I'm doing a Unity project where I have the need to convert UTM coordinates to latitudes and longitudes. I have tried several C# solutions, but none of them were accurate enough. But I found some Javascript code that gives out the exact result I'm looking for (https://www.movable-type.co.uk/scripts/latlong-utm-mgrs.html). The problem is, when I turned the code into C#, it gives out a different result. Here are the pieces of code I see the problem in:

Javascript:

``var a = 6378137; var f = 1/298.257223563; var e = Math.sqrt(f*(2-f)); var n = f / (2 - f); var n2 = n*n, n3 = n*n2, n4 = n*n3, n5 = n*n4, n6 = n*n5; var A = a/(1+n) * (1 + 1/4*n2 + 1/64*n4 + 1/256*n6); ``

And the C# code I converted myself:

``var a = 6378137; var f = 1 / 298.257223563; var e = Math.Sqrt(f * (2 - f)); var n = f / (2 - f); var n2 = n * n; var n3 = n2 * n; var n4 = n3 * n; var n5 = n4 * n; var n6 = n5 * n; var A = a / (1 + n) * (1 + 1 / 4 * n2 + 1 / 64 * n4 + 1 / 256 * n6); ``

They should be identical, but the value of A is different. In `Javascript` it's `6367449.145823415` (what I want), but `C#` gives `6367444.6571225897487819833001`. I could just use the `Javascript` code in my project, but conveniently Unity stopped supporting `Javascript` just last year.

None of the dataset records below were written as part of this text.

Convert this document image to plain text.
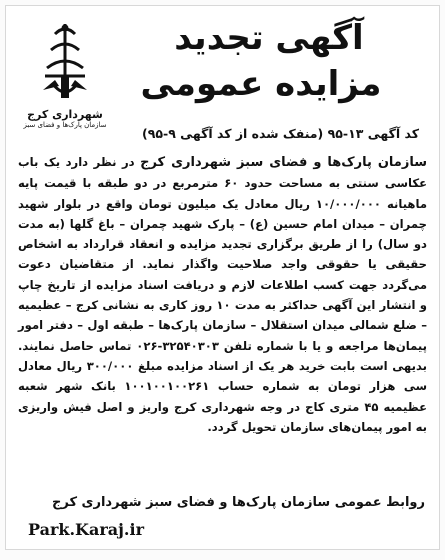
شهرداری کرج
سازمان پارک‌ها و فضای سبز
آگهی تجدید
مزایده عمومی
کد آگهی ۱۳-۹۵ (منفک شده از کد آگهی ۹-۹۵)
سازمان پارک‌ها و فضای سبز شهرداری کرج در نظر دارد یک باب عکاسی سنتی به مساحت حدود ۶۰ مترمربع در دو طبقه با قیمت پایه ماهیانه ۱۰/۰۰۰/۰۰۰ ریال معادل یک میلیون تومان واقع در بلوار شهید چمران – میدان امام حسین (ع) – پارک شهید چمران – باغ گلها (به مدت دو سال) را از طریق برگزاری تجدید مزایده و انعقاد قرارداد به اشخاص حقیقی یا حقوقی واجد صلاحیت واگذار نماید. از متقاضیان دعوت می‌گردد جهت کسب اطلاعات لازم و دریافت اسناد مزایده از تاریخ چاپ و انتشار این آگهی حداکثر به مدت ۱۰ روز کاری به نشانی کرج – عظیمیه – ضلع شمالی میدان استقلال – سازمان پارک‌ها – طبقه اول – دفتر امور پیمان‌ها مراجعه و یا با شماره تلفن ۳۲۵۴۰۳۰۳-۰۲۶ تماس حاصل نمایند. بدیهی است بابت خرید هر یک از اسناد مزایده مبلغ ۳۰۰/۰۰۰ ریال معادل سی هزار تومان به شماره حساب ۱۰۰۱۰۰۱۰۰۲۶۱ بانک شهر شعبه عظیمیه ۴۵ متری کاج در وجه شهرداری کرج واریز و اصل فیش واریزی به امور پیمان‌های سازمان تحویل گردد.
روابط عمومی سازمان پارک‌ها و فضای سبز شهرداری کرج
Park.Karaj.ir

The inputs are the same for both functions. What could be the issue here?

You have an issue in the last expression

``var A = a / (1 + n) * (1 + 1 / 4 * n2 + 1 / 64 * n4 + 1 / 256 * n6); ``

In C# `1 / 4 * n2` is evaluated to `0` since `1` and `4` are considered as integers by default and integer division `1 / 4` gives `0`. Same thing happens to `1 / 64 * n4` and `1 / 256 * n6`. But in JavaScript there are only 64-bit floating point numbers, so `1 / 4` is evaluated to `0.25`.

Possible workaround:

``var A = a / (1 + n) * (1 + 1 / 4.0 * n2 + 1 / 64.0 * n4 + 1 / 256.0 * n6); ``

Now answers seem to be exactly the same.

Note: as @Lithium mentioned, you may find more elegant to add `d` rather than `.0` to the end of the number to indicate it as `double`.